29 July 2011 17:23 [Source: ICIS news]
By Nigel Davis
LONDON (ICIS)--BASF on Thursday delivered a “reality check” to the markets, according to one chemicals analyst. Hit by one-time events, the company’s second-quarter results also reflected a wider industry trend.
While chemicals volume demand has improved in Europe and in North America the pace of growth in China has slowed - the impact of de-stocking in the second quarter as customers held off buying in the expectation of lower prices in the second half.
The volume surge that accompanied re-stocking across multiple chemicals markets has all but come to an end and chemical company operating rates are approaching pre-recession, 2008 levels.
Commodity producers have been adept at passing on higher raw material and energy costs but better supply/demand balances have been struck in other, more higher added-value, markets too.
Certainly, players have reaped the rewards of higher prices although the Europeans have suffered from adverse currency effects.
Continued focus on tighter inventory management and on costs has helped maintain margins sequentially from the first to the second quarters. The comparisons with the equivalent 2010 periods look very good.
But companies worldwide have registered their concerns about second-half growth. On the one hand there is the understanding that recent rates of quarter-to-quarter growth are unsustainable. On the other, there are deep concerns about the global economy and the price of oil.
BASF’s earnings are constrained by lost oil production from Libya but the company is also adversely affected by higher feedstock costs which it may not always be able to pass on.
“BASF continues to view the economic outlook as positive for the second half of the year, but expects growth to be less dynamic, as could be observed towards the end of the second quarter,” executive board chairman Kurt Bock said.
“The economic risks remain: We continue to be concerned about the development of the euro as well as the debt situation in some European countries and the United States. Added to this is the persistently high oil price, which is having a negative impact on margins across our value chains and is leading to some customers being more cautious in their orders.”

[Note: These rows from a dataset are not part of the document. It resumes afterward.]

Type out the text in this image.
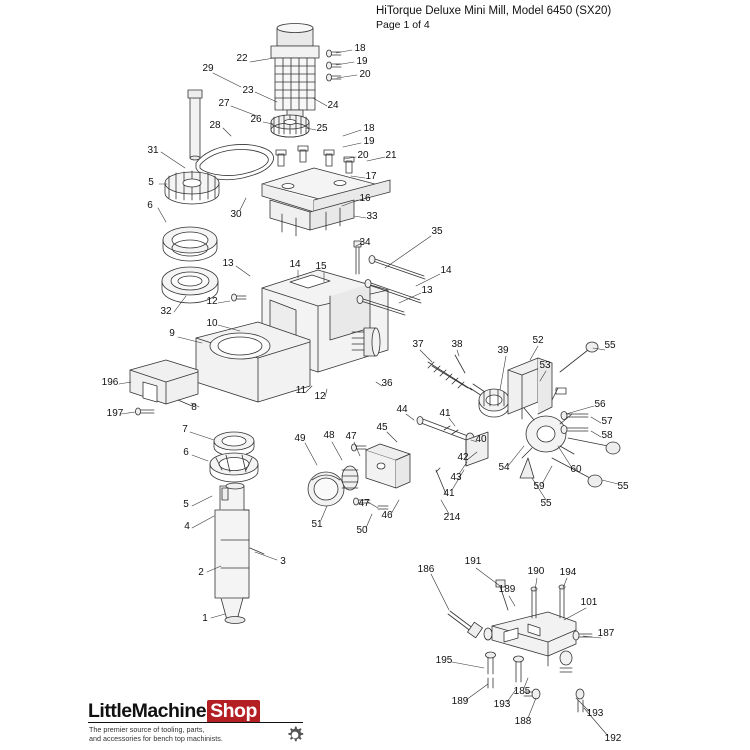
HiTorque Deluxe Mini Mill, Model 6450 (SX20)
Page 1 of 4
29
22
18
19
20
23
24
27
26
25	18
19
28
31	20 21
5
17
6
30
16
33
35
34
13	14 15	14
13
12
32
10
9
37	38
39
52
53
55
196
11
36
56
197
8
12
44	41
57
58
7	45
40
6
49 48 47
42
54	60
59	55
43
5	47
46
41
55
51
50
214
4
3
2	186
191
190 194
189
101
1
187
195
189
185
193
188
193
192
LittleMachine Shop
The premier source of tooling, parts,
and accessories for bench top machinists.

The BASF view on chemicals production growth this year is fairly widespread, predicting global production growth of between 5% and 6%. The company notes, however, that growth rates can differ “considerably” from region to region.
It is the loss of growth in rapidly expanding markets that should give most cause for concern. Not surprisingly companies from North America, Europe and elsewhere are doing much more business in China and in the emerging markets of Latin America and Asia. If China’s demand for chemicals and polymers slows then the impact can be severe.

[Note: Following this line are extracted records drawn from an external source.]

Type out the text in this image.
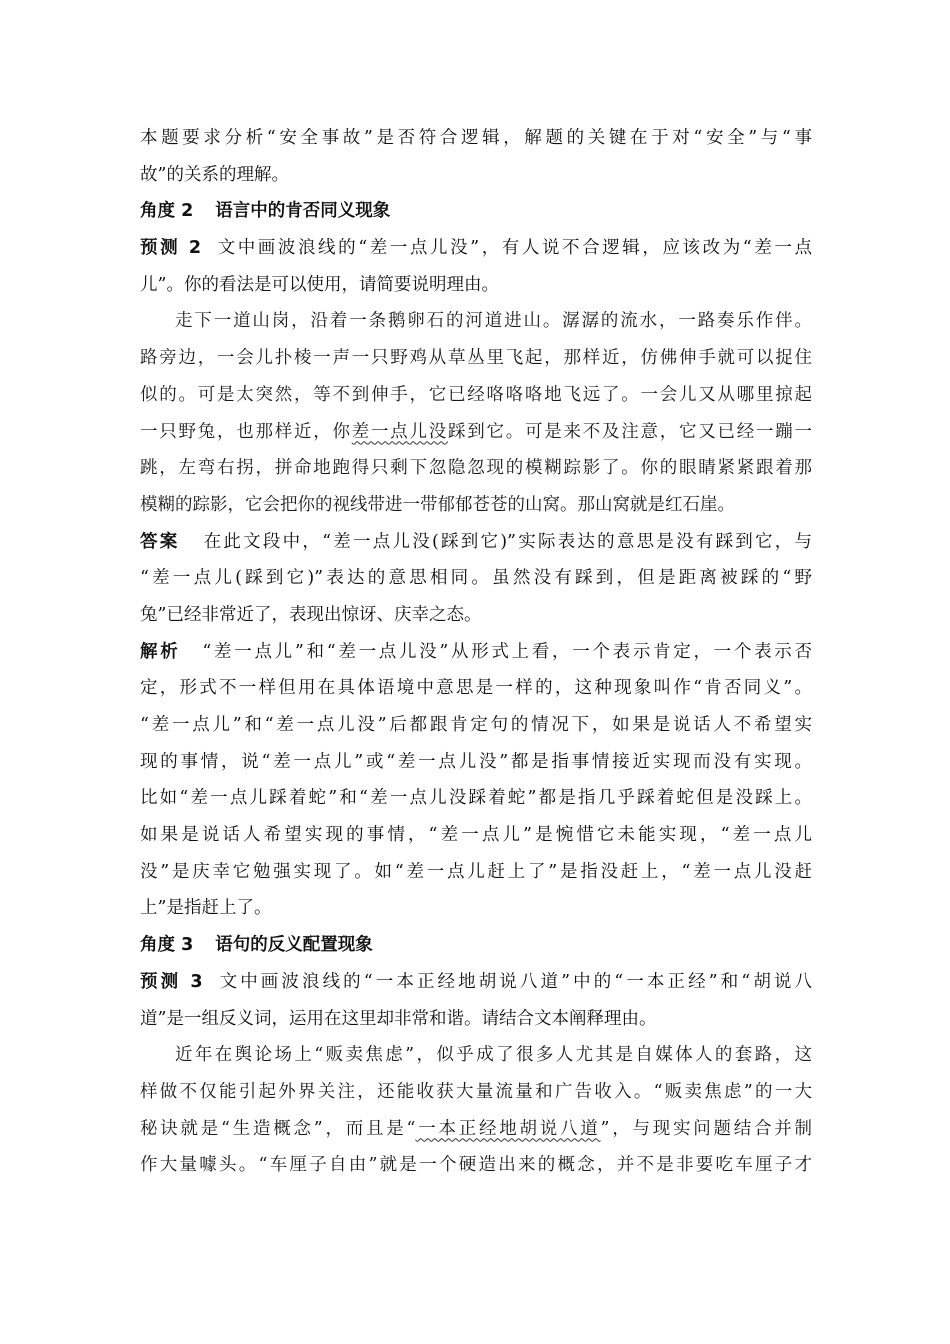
本题要求分析“安全事故”是否符合逻辑，解题的关键在于对“安全”与“事
故”的关系的理解。
角度 2 语言中的肯否同义现象
预测 2 文中画波浪线的“差一点儿没”，有人说不合逻辑，应该改为“差一点
儿”。你的看法是可以使用，请简要说明理由。
走下一道山岗，沿着一条鹅卵石的河道进山。潺潺的流水，一路奏乐作伴。
路旁边，一会儿扑棱一声一只野鸡从草丛里飞起，那样近，仿佛伸手就可以捉住
似的。可是太突然，等不到伸手，它已经咯咯咯地飞远了。一会儿又从哪里掠起
一只野兔，也那样近，你差一点儿没踩到它。可是来不及注意，它又已经一蹦一
跳，左弯右拐，拼命地跑得只剩下忽隐忽现的模糊踪影了。你的眼睛紧紧跟着那
模糊的踪影，它会把你的视线带进一带郁郁苍苍的山窝。那山窝就是红石崖。
答案 在此文段中，“差一点儿没(踩到它)”实际表达的意思是没有踩到它，与
“差一点儿(踩到它)”表达的意思相同。虽然没有踩到，但是距离被踩的“野
兔”已经非常近了，表现出惊讶、庆幸之态。
解析 “差一点儿”和“差一点儿没”从形式上看，一个表示肯定，一个表示否
定，形式不一样但用在具体语境中意思是一样的，这种现象叫作“肯否同义”。
“差一点儿”和“差一点儿没”后都跟肯定句的情况下，如果是说话人不希望实
现的事情，说“差一点儿”或“差一点儿没”都是指事情接近实现而没有实现。
比如“差一点儿踩着蛇”和“差一点儿没踩着蛇”都是指几乎踩着蛇但是没踩上。
如果是说话人希望实现的事情，“差一点儿”是惋惜它未能实现，“差一点儿
没”是庆幸它勉强实现了。如“差一点儿赶上了”是指没赶上，“差一点儿没赶
上”是指赶上了。
角度 3 语句的反义配置现象
预测 3 文中画波浪线的“一本正经地胡说八道”中的“一本正经”和“胡说八
道”是一组反义词，运用在这里却非常和谐。请结合文本阐释理由。
近年在舆论场上“贩卖焦虑”，似乎成了很多人尤其是自媒体人的套路，这
样做不仅能引起外界关注，还能收获大量流量和广告收入。“贩卖焦虑”的一大
秘诀就是“生造概念”，而且是“一本正经地胡说八道”，与现实问题结合并制
作大量噱头。“车厘子自由”就是一个硬造出来的概念，并不是非要吃车厘子才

Asia-Pacific sales for Bayer’s MaterialScience businesses were down 8% year on year in the second quarter. Its North America sales were down 6.6%.
Across the business, sales were up 3.5% but volumes were down 1%. A significant expansion of volumes in Europe did not compensate for demand-related declines in Asia Pacific and North America, the company said.
Volume demand for toluene di-isocyanate (TDI) and methyl di-p-phenylene isocyanate (MDI) was down. Bayer talked of a “marked decline” in volumes for polycarbonate granules in Asia Pacific, the Middle East and Africa.
The big industry players in North America have shown somewhat stronger earnings in the second quarter but revealed little about weaker China demand in the quarter.
“Emerging geographies collectively posted volume gains nearly double that of the total company,” Dow Chemical said on Wednesday 27 July when it pointed to the strength of demand in the period for its electronic and specialty materials, health and agricultural sciences, and high-end, differentiated plastics in the fast-growing economies.
This illustrates the changing nature of Dow as it fully absorbs the former Rohm and Haas specialty materials businesses and as its portfolio continues to be oriented towards higher added-value and less cyclical chemical products.
Indeed, companies that are well integrated and that are operating in some of these more sophisticated end-use markets are less exposed currently to the winds of change, although the headline numbers for Dow show that volume growth in the quarter was strongest in North America (11%) and Europe (8%) and weakest in Asia-Pacific (5%).
Dow Chemical CEO Andrew Liveris said this week that his company now has 70% of its ethylene production located in feedstock cost-advantaged regions. He made the point that integration underpins the company’s “transformed” portfolio.
"Specifically, we continue to benefit from the favourable ratio of US natural gas prices to crude oil prices. The flexibility within our assets makes us particularly well suited to benefit from this environment. Additionally, our Houston refinery's ability to process discounted heavy crude oils further enhances our favourable position,” he added.
"The Chinese polyolefins market is giving indications that it is recovering from its soft patch and although US and European polymer markets are still adjusting to this disruption, we are entering a period of significant industry maintenance. Since our key US maintenance projects have been completed for the year, we should be the beneficiary of tightened supply/demand conditions and any opportunities that this may create," he said.